Uma parte do mundo evangélico parou na semana passada para criticar a cantora Priscilla Alcântara. Ela foi acusada de dar mau exemplo para jovens crentes por se apresentar no Carnaval no trio elétrico de Ivete Sangalo.
O assunto pegou fogo quando o pastor Teo Hayashi, da Zion Church, repreendeu Priscilla publicamente. Para ele, a cantora cometeu "apostasia" —abraçar um modo de viver que não é o cristão— por seu comportamento supostamente inadequado.
O post recebeu muito mais aplausos do que críticas. Só no Instagram, em uma semana, mais de 175 mil curtiram a publicação.
Mesmo crentes politicamente progressistas, abertos à causa LGBT e que votam na esquerda, me disseram, de maneira constrangida, estarem de acordo com o pastor da Zion. "Um cristão com discernimento espiritual se afasta do carnaval, que é uma celebração dos frutos da carne - a sensualidade, o hedonismo, os excessos em busca de prazer e alegria," explicou um deles.
Mas a participação de Priscilla no carnaval foi também uma oportunidade para setores do campo evangélico lavarem roupa suja, inclusive relacionada à eleição do ano passado.

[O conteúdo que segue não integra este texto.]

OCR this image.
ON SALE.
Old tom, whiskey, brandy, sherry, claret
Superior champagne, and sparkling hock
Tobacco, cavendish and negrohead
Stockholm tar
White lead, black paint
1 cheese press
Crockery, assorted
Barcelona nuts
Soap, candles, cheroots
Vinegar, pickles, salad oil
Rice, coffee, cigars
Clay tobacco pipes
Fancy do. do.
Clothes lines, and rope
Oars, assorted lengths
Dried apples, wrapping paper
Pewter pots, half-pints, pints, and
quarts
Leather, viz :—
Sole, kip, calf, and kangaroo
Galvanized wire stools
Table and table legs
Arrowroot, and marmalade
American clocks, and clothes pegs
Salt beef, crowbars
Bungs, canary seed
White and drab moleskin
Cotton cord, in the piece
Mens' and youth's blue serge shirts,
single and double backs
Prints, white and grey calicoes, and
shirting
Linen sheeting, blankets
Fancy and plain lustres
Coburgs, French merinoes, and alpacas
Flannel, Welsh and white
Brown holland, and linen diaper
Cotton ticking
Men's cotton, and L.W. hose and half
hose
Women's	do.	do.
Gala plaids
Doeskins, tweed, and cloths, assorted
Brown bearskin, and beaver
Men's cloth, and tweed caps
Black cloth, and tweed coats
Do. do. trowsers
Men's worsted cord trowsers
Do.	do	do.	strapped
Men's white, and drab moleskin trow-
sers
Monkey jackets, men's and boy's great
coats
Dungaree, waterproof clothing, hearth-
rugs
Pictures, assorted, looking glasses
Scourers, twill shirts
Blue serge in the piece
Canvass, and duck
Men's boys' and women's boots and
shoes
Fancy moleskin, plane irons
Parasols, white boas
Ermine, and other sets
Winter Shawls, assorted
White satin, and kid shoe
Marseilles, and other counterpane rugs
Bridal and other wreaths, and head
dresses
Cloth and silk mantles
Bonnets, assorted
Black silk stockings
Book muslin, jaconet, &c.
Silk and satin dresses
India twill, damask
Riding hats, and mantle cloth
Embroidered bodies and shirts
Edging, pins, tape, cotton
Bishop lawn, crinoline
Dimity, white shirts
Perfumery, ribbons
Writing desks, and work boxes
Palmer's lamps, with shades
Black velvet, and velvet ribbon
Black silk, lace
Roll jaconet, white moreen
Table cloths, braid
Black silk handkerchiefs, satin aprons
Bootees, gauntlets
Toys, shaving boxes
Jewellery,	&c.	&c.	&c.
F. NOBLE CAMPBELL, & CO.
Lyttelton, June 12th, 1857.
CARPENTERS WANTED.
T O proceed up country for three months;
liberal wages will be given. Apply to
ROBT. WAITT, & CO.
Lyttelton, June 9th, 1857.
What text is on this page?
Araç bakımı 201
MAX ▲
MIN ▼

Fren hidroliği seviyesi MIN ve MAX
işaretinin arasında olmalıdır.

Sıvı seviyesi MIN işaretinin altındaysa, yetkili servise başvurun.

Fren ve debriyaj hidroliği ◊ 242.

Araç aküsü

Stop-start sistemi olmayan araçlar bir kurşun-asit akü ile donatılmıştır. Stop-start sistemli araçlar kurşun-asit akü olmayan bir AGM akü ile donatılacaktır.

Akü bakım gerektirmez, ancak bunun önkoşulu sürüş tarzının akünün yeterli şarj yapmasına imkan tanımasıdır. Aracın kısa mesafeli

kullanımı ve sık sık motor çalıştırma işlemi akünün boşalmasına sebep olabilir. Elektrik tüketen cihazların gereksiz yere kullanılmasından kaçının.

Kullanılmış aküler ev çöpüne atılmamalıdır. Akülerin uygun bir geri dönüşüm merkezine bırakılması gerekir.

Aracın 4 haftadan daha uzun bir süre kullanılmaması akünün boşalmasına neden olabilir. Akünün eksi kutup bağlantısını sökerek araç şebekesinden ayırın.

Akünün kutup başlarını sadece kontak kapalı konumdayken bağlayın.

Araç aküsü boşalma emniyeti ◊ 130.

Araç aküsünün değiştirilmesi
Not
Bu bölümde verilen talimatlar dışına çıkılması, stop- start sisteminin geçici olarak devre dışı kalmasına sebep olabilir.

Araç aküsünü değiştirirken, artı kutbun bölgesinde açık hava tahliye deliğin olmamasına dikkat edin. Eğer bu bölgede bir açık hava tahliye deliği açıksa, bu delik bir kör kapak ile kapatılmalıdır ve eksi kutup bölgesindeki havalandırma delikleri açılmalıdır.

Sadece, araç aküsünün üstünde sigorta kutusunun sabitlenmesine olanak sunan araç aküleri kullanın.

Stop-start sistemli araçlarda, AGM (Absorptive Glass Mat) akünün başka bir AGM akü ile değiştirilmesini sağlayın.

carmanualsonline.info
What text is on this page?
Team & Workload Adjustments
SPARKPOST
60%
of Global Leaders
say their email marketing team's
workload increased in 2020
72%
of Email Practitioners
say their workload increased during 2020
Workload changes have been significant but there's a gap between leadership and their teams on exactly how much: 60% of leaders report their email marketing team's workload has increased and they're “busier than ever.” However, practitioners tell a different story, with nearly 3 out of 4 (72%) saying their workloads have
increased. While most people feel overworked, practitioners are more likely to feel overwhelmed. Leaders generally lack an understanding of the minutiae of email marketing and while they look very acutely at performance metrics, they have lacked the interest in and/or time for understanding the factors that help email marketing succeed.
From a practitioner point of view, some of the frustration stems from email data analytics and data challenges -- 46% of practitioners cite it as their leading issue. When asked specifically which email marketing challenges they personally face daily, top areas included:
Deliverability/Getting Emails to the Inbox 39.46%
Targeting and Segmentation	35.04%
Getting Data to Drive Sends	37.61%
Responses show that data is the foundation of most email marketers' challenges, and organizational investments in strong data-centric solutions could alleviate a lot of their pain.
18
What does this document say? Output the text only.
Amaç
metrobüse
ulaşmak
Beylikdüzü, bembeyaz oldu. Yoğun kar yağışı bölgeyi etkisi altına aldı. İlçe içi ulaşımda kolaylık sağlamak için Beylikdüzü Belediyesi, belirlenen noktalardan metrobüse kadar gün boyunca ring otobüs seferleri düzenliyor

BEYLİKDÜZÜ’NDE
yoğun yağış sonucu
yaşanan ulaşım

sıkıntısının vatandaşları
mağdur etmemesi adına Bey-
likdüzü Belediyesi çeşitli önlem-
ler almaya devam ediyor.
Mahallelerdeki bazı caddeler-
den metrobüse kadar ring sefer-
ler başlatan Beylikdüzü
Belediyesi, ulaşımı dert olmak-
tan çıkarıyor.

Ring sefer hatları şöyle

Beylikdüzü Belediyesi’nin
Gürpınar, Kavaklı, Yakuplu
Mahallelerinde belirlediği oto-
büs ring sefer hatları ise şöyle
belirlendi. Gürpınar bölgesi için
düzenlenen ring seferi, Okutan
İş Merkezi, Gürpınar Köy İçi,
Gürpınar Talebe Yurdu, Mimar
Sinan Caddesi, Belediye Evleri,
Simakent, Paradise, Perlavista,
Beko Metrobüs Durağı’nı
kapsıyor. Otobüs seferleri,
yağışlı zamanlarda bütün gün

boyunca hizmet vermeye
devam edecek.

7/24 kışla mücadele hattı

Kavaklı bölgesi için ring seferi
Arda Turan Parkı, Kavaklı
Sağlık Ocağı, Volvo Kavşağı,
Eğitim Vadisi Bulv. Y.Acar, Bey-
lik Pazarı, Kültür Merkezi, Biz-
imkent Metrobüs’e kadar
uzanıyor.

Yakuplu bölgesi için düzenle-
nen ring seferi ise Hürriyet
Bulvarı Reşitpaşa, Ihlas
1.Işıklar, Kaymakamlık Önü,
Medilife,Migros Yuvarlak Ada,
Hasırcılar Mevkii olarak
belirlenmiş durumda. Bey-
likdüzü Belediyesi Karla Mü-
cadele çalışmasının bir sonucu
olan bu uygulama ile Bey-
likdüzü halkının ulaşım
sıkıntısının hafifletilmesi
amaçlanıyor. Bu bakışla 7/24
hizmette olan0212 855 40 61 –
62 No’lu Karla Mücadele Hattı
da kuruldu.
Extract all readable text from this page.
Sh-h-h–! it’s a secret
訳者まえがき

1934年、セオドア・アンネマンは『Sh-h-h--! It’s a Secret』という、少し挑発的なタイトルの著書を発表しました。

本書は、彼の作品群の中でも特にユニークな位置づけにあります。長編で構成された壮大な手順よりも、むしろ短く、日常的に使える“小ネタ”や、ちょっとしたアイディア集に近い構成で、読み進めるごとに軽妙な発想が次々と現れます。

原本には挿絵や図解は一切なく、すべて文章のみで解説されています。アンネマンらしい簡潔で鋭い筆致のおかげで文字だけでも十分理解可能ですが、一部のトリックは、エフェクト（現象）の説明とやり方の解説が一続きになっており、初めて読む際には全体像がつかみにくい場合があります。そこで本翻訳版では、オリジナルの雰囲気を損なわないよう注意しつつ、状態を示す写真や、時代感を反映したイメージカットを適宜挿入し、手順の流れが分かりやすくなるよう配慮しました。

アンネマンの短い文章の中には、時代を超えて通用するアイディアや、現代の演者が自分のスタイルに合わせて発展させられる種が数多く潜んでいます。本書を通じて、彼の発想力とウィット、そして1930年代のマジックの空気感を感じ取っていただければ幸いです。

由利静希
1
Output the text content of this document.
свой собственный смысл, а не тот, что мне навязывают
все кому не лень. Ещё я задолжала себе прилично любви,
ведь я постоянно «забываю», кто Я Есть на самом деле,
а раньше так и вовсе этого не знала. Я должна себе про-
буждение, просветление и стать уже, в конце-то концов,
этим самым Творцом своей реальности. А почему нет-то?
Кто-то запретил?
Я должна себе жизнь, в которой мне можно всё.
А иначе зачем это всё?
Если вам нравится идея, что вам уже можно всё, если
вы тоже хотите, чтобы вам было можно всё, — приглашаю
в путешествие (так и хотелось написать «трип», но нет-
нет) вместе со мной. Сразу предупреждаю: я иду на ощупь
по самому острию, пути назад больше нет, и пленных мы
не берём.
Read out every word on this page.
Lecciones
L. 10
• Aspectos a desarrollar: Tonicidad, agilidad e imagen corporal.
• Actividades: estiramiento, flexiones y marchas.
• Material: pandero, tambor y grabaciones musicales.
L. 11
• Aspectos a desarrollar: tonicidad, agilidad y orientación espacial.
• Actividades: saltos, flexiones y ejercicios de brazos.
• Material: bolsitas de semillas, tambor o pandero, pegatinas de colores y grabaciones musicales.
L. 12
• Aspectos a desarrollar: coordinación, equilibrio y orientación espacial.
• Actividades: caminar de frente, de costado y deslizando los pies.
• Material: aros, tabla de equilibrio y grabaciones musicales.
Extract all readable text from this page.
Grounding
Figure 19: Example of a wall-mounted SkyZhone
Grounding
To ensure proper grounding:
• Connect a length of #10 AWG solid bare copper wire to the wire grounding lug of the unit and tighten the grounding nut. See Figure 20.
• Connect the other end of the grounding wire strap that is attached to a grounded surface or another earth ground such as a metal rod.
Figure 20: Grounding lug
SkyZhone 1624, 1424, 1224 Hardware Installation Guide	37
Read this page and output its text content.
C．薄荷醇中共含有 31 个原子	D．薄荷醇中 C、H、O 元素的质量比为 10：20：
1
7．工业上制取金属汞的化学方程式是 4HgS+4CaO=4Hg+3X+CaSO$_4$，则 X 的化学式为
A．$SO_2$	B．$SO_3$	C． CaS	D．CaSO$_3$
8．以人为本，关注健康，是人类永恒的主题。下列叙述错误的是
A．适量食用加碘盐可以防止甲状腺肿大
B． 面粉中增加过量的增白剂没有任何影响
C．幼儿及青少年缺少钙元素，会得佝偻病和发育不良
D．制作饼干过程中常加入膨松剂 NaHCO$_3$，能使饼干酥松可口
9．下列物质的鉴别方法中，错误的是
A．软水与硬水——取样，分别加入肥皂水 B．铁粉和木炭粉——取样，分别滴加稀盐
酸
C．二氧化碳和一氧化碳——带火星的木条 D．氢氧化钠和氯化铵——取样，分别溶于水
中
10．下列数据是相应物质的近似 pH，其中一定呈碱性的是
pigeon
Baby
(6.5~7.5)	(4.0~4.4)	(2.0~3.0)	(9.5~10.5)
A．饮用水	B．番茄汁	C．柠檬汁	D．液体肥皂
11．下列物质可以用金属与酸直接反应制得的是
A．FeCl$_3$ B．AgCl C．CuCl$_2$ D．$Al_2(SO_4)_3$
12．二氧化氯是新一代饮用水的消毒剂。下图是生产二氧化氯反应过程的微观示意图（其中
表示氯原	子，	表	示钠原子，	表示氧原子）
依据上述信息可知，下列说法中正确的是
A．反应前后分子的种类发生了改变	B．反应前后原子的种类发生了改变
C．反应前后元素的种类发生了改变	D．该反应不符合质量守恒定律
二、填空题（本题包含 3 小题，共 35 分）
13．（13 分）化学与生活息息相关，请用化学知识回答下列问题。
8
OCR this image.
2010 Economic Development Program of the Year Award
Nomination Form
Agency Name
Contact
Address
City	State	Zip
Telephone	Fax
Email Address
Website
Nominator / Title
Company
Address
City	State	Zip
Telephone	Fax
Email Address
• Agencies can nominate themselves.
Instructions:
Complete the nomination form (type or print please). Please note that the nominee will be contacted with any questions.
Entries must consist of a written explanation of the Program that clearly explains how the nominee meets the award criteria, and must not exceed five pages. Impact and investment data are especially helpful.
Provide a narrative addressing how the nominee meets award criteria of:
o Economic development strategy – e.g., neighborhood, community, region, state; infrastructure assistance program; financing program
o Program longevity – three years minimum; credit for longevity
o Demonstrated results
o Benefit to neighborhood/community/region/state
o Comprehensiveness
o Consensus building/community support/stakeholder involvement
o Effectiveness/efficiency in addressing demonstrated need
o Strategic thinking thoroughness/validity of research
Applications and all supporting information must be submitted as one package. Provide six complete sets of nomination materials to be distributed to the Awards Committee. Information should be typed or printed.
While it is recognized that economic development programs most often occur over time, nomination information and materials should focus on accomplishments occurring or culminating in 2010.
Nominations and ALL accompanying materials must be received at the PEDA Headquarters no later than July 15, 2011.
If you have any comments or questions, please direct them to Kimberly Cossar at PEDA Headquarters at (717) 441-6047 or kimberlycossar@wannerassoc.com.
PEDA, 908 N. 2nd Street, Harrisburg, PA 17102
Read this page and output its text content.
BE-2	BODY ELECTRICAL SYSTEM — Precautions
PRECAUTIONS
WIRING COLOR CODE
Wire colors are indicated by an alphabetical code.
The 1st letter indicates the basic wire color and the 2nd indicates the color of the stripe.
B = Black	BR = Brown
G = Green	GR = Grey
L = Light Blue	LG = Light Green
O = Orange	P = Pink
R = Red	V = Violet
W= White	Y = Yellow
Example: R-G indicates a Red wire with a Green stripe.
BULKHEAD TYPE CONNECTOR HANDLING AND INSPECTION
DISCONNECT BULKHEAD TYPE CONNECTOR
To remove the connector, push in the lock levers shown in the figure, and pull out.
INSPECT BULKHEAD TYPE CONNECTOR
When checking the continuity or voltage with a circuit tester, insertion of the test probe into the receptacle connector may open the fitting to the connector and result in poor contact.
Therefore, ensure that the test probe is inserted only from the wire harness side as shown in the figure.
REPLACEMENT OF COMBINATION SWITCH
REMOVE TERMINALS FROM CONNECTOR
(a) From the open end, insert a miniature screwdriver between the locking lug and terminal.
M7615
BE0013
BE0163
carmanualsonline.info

Por exemplo, o teólogo Caio Peres lembrou que Priscilla e o ex-presidente Jair Bolsonaro participaram do The Send, um evento internacional realizado por Hayashi. "Bolsonaro é responsável pela morte de milhares de brasileiros… Priscilla Alcântara cantou no trio elétrico da Ivete Sangalo. Quem Teo Hayashi se arrepende de botar no palco do The Send?"
Um amigo evangélico, que pediu para não ser identificado, percebeu no cancelamento a Priscilla aquilo que ele chama de "farisaísmo gospel", ou seja, a atitude de atacar o pecado de alguém para mostrar a própria virtude. Nos anos 1980 a banda de rock gospel Catedral viveu a mesma experiência por desejar, como Priscilla, produzir música para outras audiências.
O ataque a Priscilla também serve para evangélicos históricos, que são mais eruditos e tradicionalistas, expressarem seu desagrado por práticas consideradas oportunistas. Eles desaprovam, por exemplo, que igrejas neopentecostais como Renascer e Bola de Neve evangelizem durante a folia a partir de blocos cristãos.
Ao condenar Priscilla, uma parte dos evangélicos reafirma também a rejeição preconceituosa às tradições afrobrasileiras, suas religiosidades e expressões artísticas, ecoando o puritanismo estadunidense, que marca o protestantismo brasileiro.
Finalmente o que incomodou a antropóloga Jéssica Pinheiro, que cresceu na igreja batista, foi o machismo: "Ninguém faz vídeo criticando o guitarrista Mateus Asato, que é evangélico, e toca com estrelas pop internacionais como Bruno Mars".